In dialogo con l’autunno

In questi giorni l’autunno ha iniziato a mostrarsi nella luce degli alberi e a sorprenderci con profumi e colori nuovi e cangianti, in qualche modo sempre inattesi, proprio come la meraviglia che da sempre riesce a suscitare in noi. Spesso ci ritroviamo sospesi tra la gratitudine per la sua bellezza e la nostalgia per tutto ciò che lascia andare come in un tramonto, sullo sfondo del suo sbocciare.

L’incontro con le nostalgie dell’autunno si esprime con delicatezza in queste parole del poeta Vincenzo Cardarelli: «Autunno. Già lo sentimmo venire / nel vento d’agosto, / nelle piogge di settembre / torrenziali e piangenti / e un brivido percorse la terra / che ora, nuda e triste, / accoglie un sole smarrito. / Ora che passa e declina, / in quest’autunno che incede / con lentezza indicibile / il miglior tempo della nostra vita / e lungamente ci dice addio».

Sono parole che raccontano il divenire del tempo nella profondità delle sue durate e dei suoi passaggi: la lentezza di ogni cominciamento, la lentezza di ogni attraversamento, e quella melanconica del congedarsi.

Ma l’autunno può evocare anche la gioiosa gratitudine per una pienezza rigogliosa, proprio come ricorda l’etimo della parola. La radice latina augere, aumentare, parla infatti di una stagione ricca di frutti e generosa nel raccolto. Ecco allora i bellissimi versi di Emily Dickinson: «Sono più miti le mattine / E più scure diventano le noci / E le bacche hanno un viso più rotondo, / La rosa non è più nella città / L’acero indossa una sciarpa più gaia, / E la campagna una gonna scarlatta. / Ed anch’io, per non essere antiquata, / Mi metterò un gioiello».

In queste splendide immagini nessuna nostalgia, ma al contrario il risuonare della meraviglia per quel «di più» che la sorprende ovunque, riempito di gratitudine verso paesaggi che si lasciano accogliere come se nascessero per la prima volta, e con loro anche noi. «Mi metterò un gioiello»: così Emily Dickinson vive il dono di questo intimo, e prezioso, incontrarsi.

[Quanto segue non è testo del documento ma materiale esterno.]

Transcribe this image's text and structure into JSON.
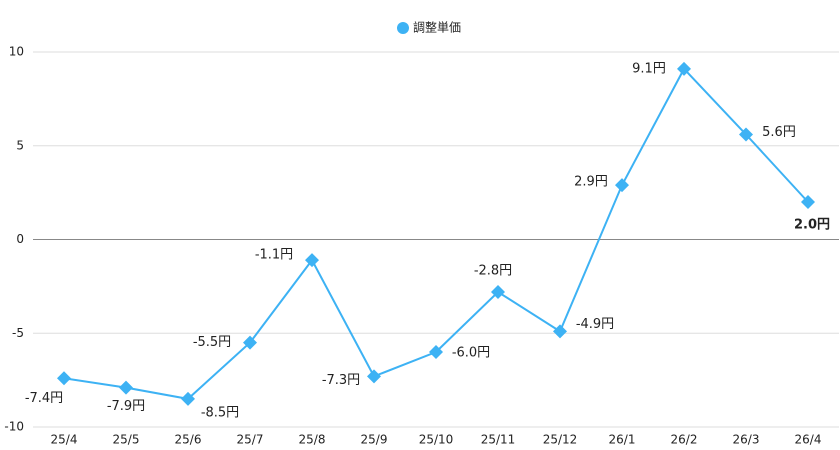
{
  "chart_data": {
    "type": "line",
    "categories": [
      "25/4",
      "25/5",
      "25/6",
      "25/7",
      "25/8",
      "25/9",
      "25/10",
      "25/11",
      "25/12",
      "26/1",
      "26/2",
      "26/3",
      "26/4"
    ],
    "series": [
      {
        "name": "調整単価",
        "color": "#3db2f4",
        "values": [
          -7.4,
          -7.9,
          -8.5,
          -5.5,
          -1.1,
          -7.3,
          -6.0,
          -2.8,
          -4.9,
          2.9,
          9.1,
          5.6,
          2.0
        ],
        "value_labels": [
          "-7.4円",
          "-7.9円",
          "-8.5円",
          "-5.5円",
          "-1.1円",
          "-7.3円",
          "-6.0円",
          "-2.8円",
          "-4.9円",
          "2.9円",
          "9.1円",
          "5.6円",
          "2.0円"
        ]
      }
    ],
    "ylim": [
      -10,
      10
    ],
    "yticks": [
      -10,
      -5,
      0,
      5,
      10
    ],
    "grid": true
  }
}
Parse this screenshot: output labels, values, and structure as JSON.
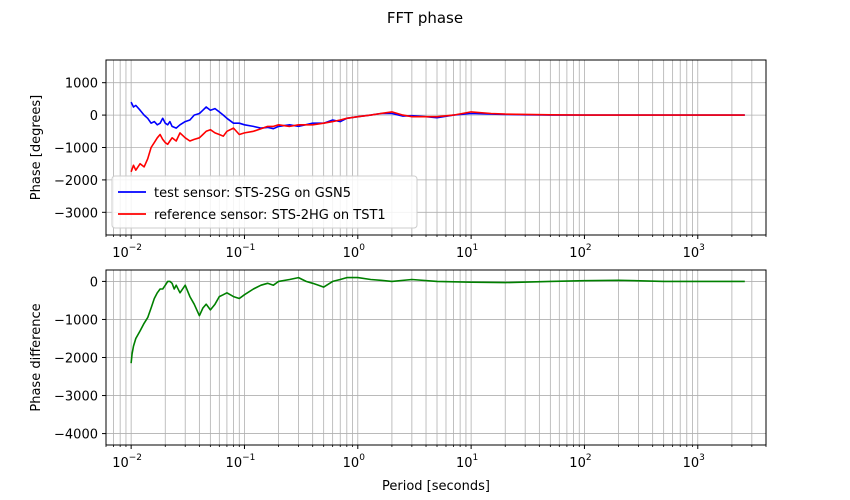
{
  "figure": {
    "title": "FFT phase",
    "background": "#ffffff"
  },
  "chart_data": [
    {
      "type": "line",
      "name": "top-panel",
      "xscale": "log",
      "xlim": [
        0.006,
        4000
      ],
      "ylim": [
        -3700,
        1700
      ],
      "xlabel": "",
      "ylabel": "Phase [degrees]",
      "grid": true,
      "x_ticks": [
        "10",
        "10",
        "10",
        "10",
        "10",
        "10"
      ],
      "x_tick_exponents": [
        "−2",
        "−1",
        "0",
        "1",
        "2",
        "3"
      ],
      "x_tick_values": [
        0.01,
        0.1,
        1,
        10,
        100,
        1000
      ],
      "y_ticks": [
        "1000",
        "0",
        "−1000",
        "−2000",
        "−3000"
      ],
      "y_tick_values": [
        1000,
        0,
        -1000,
        -2000,
        -3000
      ],
      "legend": {
        "placement": "lower-left"
      },
      "series": [
        {
          "name": "test sensor: STS-2SG on GSN5",
          "color": "#0000ff",
          "x": [
            0.01,
            0.0105,
            0.011,
            0.012,
            0.013,
            0.014,
            0.015,
            0.016,
            0.017,
            0.018,
            0.019,
            0.02,
            0.021,
            0.022,
            0.023,
            0.025,
            0.027,
            0.03,
            0.033,
            0.036,
            0.04,
            0.043,
            0.046,
            0.05,
            0.055,
            0.06,
            0.065,
            0.07,
            0.08,
            0.09,
            0.1,
            0.12,
            0.14,
            0.16,
            0.18,
            0.2,
            0.25,
            0.3,
            0.4,
            0.5,
            0.6,
            0.7,
            0.8,
            1.0,
            1.3,
            1.6,
            2.0,
            2.5,
            3.0,
            4.0,
            5.0,
            7.0,
            10,
            15,
            20,
            30,
            50,
            100,
            200,
            500,
            1000,
            2600
          ],
          "y": [
            400,
            250,
            300,
            150,
            0,
            -100,
            -250,
            -200,
            -300,
            -250,
            -100,
            -250,
            -300,
            -200,
            -350,
            -400,
            -300,
            -200,
            -150,
            0,
            50,
            150,
            250,
            150,
            200,
            100,
            0,
            -100,
            -250,
            -250,
            -300,
            -350,
            -400,
            -380,
            -420,
            -350,
            -300,
            -350,
            -250,
            -250,
            -150,
            -200,
            -100,
            -50,
            0,
            50,
            50,
            -30,
            -20,
            -50,
            -80,
            0,
            50,
            30,
            20,
            10,
            0,
            0,
            0,
            0,
            0,
            0
          ]
        },
        {
          "name": "reference sensor: STS-2HG on TST1",
          "color": "#ff0000",
          "x": [
            0.01,
            0.0105,
            0.011,
            0.012,
            0.013,
            0.014,
            0.015,
            0.016,
            0.017,
            0.018,
            0.019,
            0.02,
            0.021,
            0.022,
            0.023,
            0.025,
            0.027,
            0.03,
            0.033,
            0.036,
            0.04,
            0.043,
            0.046,
            0.05,
            0.055,
            0.06,
            0.065,
            0.07,
            0.08,
            0.09,
            0.1,
            0.12,
            0.14,
            0.16,
            0.18,
            0.2,
            0.25,
            0.3,
            0.4,
            0.5,
            0.6,
            0.7,
            0.8,
            1.0,
            1.3,
            1.6,
            2.0,
            2.5,
            3.0,
            4.0,
            5.0,
            7.0,
            10,
            15,
            20,
            30,
            50,
            100,
            200,
            500,
            1000,
            2600
          ],
          "y": [
            -1750,
            -1550,
            -1700,
            -1500,
            -1600,
            -1350,
            -1000,
            -850,
            -700,
            -600,
            -750,
            -850,
            -900,
            -800,
            -700,
            -800,
            -550,
            -700,
            -800,
            -750,
            -700,
            -600,
            -500,
            -450,
            -550,
            -600,
            -650,
            -500,
            -400,
            -600,
            -550,
            -500,
            -420,
            -350,
            -350,
            -300,
            -350,
            -300,
            -300,
            -250,
            -200,
            -150,
            -100,
            -50,
            0,
            50,
            100,
            0,
            -50,
            -50,
            -50,
            0,
            100,
            50,
            30,
            20,
            10,
            0,
            0,
            0,
            0,
            0
          ]
        }
      ]
    },
    {
      "type": "line",
      "name": "bottom-panel",
      "xscale": "log",
      "xlim": [
        0.006,
        4000
      ],
      "ylim": [
        -4300,
        300
      ],
      "xlabel": "Period [seconds]",
      "ylabel": "Phase difference",
      "grid": true,
      "x_ticks": [
        "10",
        "10",
        "10",
        "10",
        "10",
        "10"
      ],
      "x_tick_exponents": [
        "−2",
        "−1",
        "0",
        "1",
        "2",
        "3"
      ],
      "x_tick_values": [
        0.01,
        0.1,
        1,
        10,
        100,
        1000
      ],
      "y_ticks": [
        "0",
        "−1000",
        "−2000",
        "−3000",
        "−4000"
      ],
      "y_tick_values": [
        0,
        -1000,
        -2000,
        -3000,
        -4000
      ],
      "series": [
        {
          "name": "",
          "color": "#008000",
          "x": [
            0.01,
            0.0102,
            0.0105,
            0.011,
            0.012,
            0.013,
            0.014,
            0.015,
            0.016,
            0.017,
            0.018,
            0.019,
            0.02,
            0.021,
            0.022,
            0.023,
            0.024,
            0.025,
            0.027,
            0.03,
            0.033,
            0.036,
            0.04,
            0.043,
            0.046,
            0.05,
            0.055,
            0.06,
            0.065,
            0.07,
            0.08,
            0.09,
            0.1,
            0.12,
            0.14,
            0.16,
            0.18,
            0.2,
            0.25,
            0.3,
            0.35,
            0.4,
            0.45,
            0.5,
            0.6,
            0.7,
            0.8,
            1.0,
            1.3,
            1.6,
            2.0,
            3.0,
            5.0,
            10,
            20,
            50,
            100,
            200,
            500,
            1000,
            2600
          ],
          "y": [
            -2150,
            -1900,
            -1700,
            -1500,
            -1300,
            -1100,
            -950,
            -700,
            -450,
            -300,
            -200,
            -200,
            -100,
            0,
            0,
            -50,
            -200,
            -100,
            -300,
            -100,
            -400,
            -600,
            -900,
            -700,
            -600,
            -750,
            -600,
            -400,
            -350,
            -300,
            -400,
            -450,
            -350,
            -200,
            -100,
            -50,
            -100,
            0,
            50,
            100,
            0,
            -50,
            -100,
            -150,
            0,
            50,
            100,
            100,
            50,
            30,
            0,
            50,
            0,
            -20,
            -30,
            0,
            20,
            30,
            0,
            0,
            0
          ]
        }
      ]
    }
  ]
}
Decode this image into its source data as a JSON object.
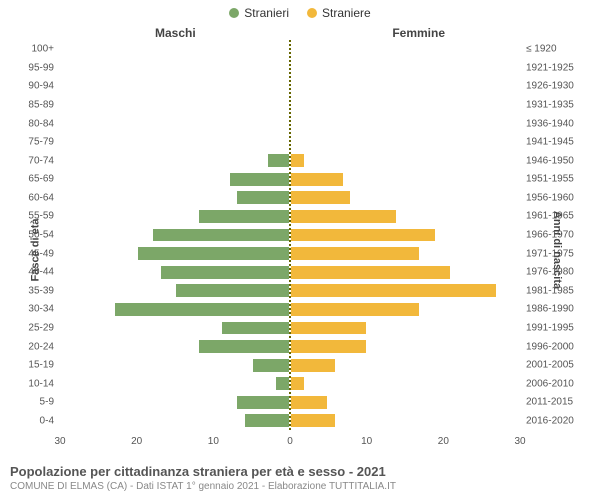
{
  "chart": {
    "type": "population-pyramid",
    "legend": [
      {
        "label": "Stranieri",
        "color": "#7ca768"
      },
      {
        "label": "Straniere",
        "color": "#f2b83b"
      }
    ],
    "column_titles": {
      "left": "Maschi",
      "right": "Femmine"
    },
    "y_axis_label_left": "Fasce di età",
    "y_axis_label_right": "Anni di nascita",
    "x_max": 30,
    "x_ticks_left": [
      30,
      20,
      10,
      0
    ],
    "x_ticks_right": [
      0,
      10,
      20,
      30
    ],
    "bar_color_left": "#7ca768",
    "bar_color_right": "#f2b83b",
    "bar_border": "#ffffff",
    "center_line_color": "#666600",
    "rows": [
      {
        "age": "100+",
        "birth": "≤ 1920",
        "m": 0,
        "f": 0
      },
      {
        "age": "95-99",
        "birth": "1921-1925",
        "m": 0,
        "f": 0
      },
      {
        "age": "90-94",
        "birth": "1926-1930",
        "m": 0,
        "f": 0
      },
      {
        "age": "85-89",
        "birth": "1931-1935",
        "m": 0,
        "f": 0
      },
      {
        "age": "80-84",
        "birth": "1936-1940",
        "m": 0,
        "f": 0
      },
      {
        "age": "75-79",
        "birth": "1941-1945",
        "m": 0,
        "f": 0
      },
      {
        "age": "70-74",
        "birth": "1946-1950",
        "m": 3,
        "f": 2
      },
      {
        "age": "65-69",
        "birth": "1951-1955",
        "m": 8,
        "f": 7
      },
      {
        "age": "60-64",
        "birth": "1956-1960",
        "m": 7,
        "f": 8
      },
      {
        "age": "55-59",
        "birth": "1961-1965",
        "m": 12,
        "f": 14
      },
      {
        "age": "50-54",
        "birth": "1966-1970",
        "m": 18,
        "f": 19
      },
      {
        "age": "45-49",
        "birth": "1971-1975",
        "m": 20,
        "f": 17
      },
      {
        "age": "40-44",
        "birth": "1976-1980",
        "m": 17,
        "f": 21
      },
      {
        "age": "35-39",
        "birth": "1981-1985",
        "m": 15,
        "f": 27
      },
      {
        "age": "30-34",
        "birth": "1986-1990",
        "m": 23,
        "f": 17
      },
      {
        "age": "25-29",
        "birth": "1991-1995",
        "m": 9,
        "f": 10
      },
      {
        "age": "20-24",
        "birth": "1996-2000",
        "m": 12,
        "f": 10
      },
      {
        "age": "15-19",
        "birth": "2001-2005",
        "m": 5,
        "f": 6
      },
      {
        "age": "10-14",
        "birth": "2006-2010",
        "m": 2,
        "f": 2
      },
      {
        "age": "5-9",
        "birth": "2011-2015",
        "m": 7,
        "f": 5
      },
      {
        "age": "0-4",
        "birth": "2016-2020",
        "m": 6,
        "f": 6
      }
    ]
  },
  "footer": {
    "title": "Popolazione per cittadinanza straniera per età e sesso - 2021",
    "subtitle": "COMUNE DI ELMAS (CA) - Dati ISTAT 1° gennaio 2021 - Elaborazione TUTTITALIA.IT"
  }
}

Prezioso come l’invito rivolto a ciascuno di noi a lasciarsi sorprendere e lasciarsi toccare da questo incontro. Un incontro che rimane troppo spesso straniero ai nostri occhi: quasi sempre guardiamo fuori, osserviamo la natura che ci circonda solo per contenerla nello sguardo, solo per addomesticarla, per renderla un panorama, un arredo piacevole e accogliente ma in qualche modo distante e muto, incapace di metterci in contatto con l’intima coscienza del nostro abitare la vita.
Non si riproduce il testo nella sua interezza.